O que significa, em última instância, esse interesse assimilacionista da parte de entidades governamentais, grupos e instituições religiosas, segmentos da própria comunidade científica em relação às religiões dos descendentes de africanos? Temos de cristianizar os adeptos dessas religiões da mesma forma que somos forçados a branquear a nossa população? Por que o candomblé e outras formas de manifestação do mundo religioso afro-brasileiro devem ser vigiados, fiscalizados, assistidos e, muitas vezes, perseguidos, enquanto as demais religiões conseguem manter, conservar e desenvolver, dentro de padrões institucionais, os seus nichos religiosos, sem que sejam consideradas inferiores, exóticas, fetichistas, animistas ou patológicas?

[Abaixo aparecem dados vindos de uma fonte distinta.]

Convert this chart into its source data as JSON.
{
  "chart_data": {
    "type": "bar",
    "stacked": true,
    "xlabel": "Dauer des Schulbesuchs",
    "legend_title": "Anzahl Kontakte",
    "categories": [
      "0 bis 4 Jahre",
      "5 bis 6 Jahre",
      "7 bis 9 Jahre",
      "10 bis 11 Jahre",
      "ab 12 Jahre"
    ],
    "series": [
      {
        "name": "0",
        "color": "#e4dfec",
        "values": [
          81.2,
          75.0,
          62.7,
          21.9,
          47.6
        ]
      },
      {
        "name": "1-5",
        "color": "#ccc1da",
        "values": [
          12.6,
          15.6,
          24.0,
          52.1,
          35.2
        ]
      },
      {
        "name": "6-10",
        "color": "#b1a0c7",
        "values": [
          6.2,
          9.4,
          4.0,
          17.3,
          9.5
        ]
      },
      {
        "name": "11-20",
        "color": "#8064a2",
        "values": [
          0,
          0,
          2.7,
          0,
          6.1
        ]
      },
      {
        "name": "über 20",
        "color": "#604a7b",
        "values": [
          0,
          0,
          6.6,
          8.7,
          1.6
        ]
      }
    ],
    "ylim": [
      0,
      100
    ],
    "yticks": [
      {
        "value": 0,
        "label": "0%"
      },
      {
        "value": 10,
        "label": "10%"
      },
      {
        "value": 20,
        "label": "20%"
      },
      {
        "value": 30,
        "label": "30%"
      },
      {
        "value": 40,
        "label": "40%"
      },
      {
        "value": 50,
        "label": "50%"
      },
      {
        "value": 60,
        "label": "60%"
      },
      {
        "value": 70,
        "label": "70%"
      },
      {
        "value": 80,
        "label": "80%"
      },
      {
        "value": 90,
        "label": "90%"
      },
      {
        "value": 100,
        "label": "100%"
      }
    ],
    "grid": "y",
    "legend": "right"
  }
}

É sobre esse assunto que iremos nos deter no nosso último nível de reflexão sobre o tema. As religiões africanas, ao serem transplantadas compulsoriamente para o Brasil, faziam parte de padrões culturais daquelas etnias que foram transformadas em populações escravas. Essas religiões assim transportadas eram, por inúmeros mecanismos estabelecidos pelo aparelho de dominação ideológica colonial, consideradas oriundas de populações “bárbaras” que, por isso mesmo, foram escravizadas. A religião dominante, do escravizador, no caso concreto que estamos analisando, o catoli- cismo, fazia parte desse mecanismo de dominação não apenas em nível ideológico, mas também em nível de participação estrutural no processo de escravização dessas populações.